Claudia Paneca, Intuigrams Notebook, 2010 

Un museo de arte cubano en Nueva York, con el consiguiente cuerpo de investigaciones y de proyectos curatoriales que pudiera desarrollar, no existe hasta el momento. Habría primeramente que suprimir todas las barreras que desde el punto de vista institucional y financiero, enfrentan innecesariamente y de manera artificial, a los artistas cubanos del exilio y a los que conservan lazos con la Isla. En esto Killing Time, proyecto curatorial de Elvis Fuentes y Villalonga, puede verse como un punto de partida.
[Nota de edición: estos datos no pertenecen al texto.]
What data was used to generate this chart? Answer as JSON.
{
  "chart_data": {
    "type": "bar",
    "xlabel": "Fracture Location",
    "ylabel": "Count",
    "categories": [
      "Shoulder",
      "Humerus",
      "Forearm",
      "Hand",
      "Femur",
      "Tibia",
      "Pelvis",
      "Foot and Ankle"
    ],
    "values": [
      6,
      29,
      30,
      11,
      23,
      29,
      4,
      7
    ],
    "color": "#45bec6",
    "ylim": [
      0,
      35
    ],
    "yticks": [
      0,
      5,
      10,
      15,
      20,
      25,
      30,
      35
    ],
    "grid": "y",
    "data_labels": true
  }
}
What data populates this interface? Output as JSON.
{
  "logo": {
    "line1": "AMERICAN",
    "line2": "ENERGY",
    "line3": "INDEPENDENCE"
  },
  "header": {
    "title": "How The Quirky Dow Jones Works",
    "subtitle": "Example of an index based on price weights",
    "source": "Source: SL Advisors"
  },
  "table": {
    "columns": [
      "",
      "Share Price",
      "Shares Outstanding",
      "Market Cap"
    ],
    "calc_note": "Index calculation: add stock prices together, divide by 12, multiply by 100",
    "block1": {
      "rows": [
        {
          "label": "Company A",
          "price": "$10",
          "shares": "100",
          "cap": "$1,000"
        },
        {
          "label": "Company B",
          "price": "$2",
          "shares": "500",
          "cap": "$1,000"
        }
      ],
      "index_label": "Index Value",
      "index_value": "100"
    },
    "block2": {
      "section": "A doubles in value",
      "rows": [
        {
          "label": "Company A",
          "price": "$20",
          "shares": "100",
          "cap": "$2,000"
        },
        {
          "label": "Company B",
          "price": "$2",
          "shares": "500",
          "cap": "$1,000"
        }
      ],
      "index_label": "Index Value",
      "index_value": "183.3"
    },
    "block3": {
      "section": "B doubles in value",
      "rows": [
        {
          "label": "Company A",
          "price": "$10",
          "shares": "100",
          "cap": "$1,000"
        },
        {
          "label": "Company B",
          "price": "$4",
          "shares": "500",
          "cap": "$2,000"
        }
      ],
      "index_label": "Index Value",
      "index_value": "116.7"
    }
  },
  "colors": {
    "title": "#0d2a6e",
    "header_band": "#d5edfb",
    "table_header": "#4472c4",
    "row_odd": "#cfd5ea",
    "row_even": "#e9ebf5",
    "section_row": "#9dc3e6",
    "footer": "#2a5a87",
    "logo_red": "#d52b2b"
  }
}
Luego han existido otras exposiciones que han integrado a artistas del exilio junto a otros que todavía residen en Cuba. Tal es el caso de Queloide y Ajiaco, precedida de una muestra más modesta, como lo fue Tenía que ser negro (2001) organizada por Alexis Romay, entre muy pocas otras. Es muy interesante que el problema racial haya propiciado este tipo de eventos conjuntos. Y no cabe duda de que son iniciativas a seguir. Es probable que los creadores cubanos tengan muchas otras cosas que compartir, además de la identidad racial.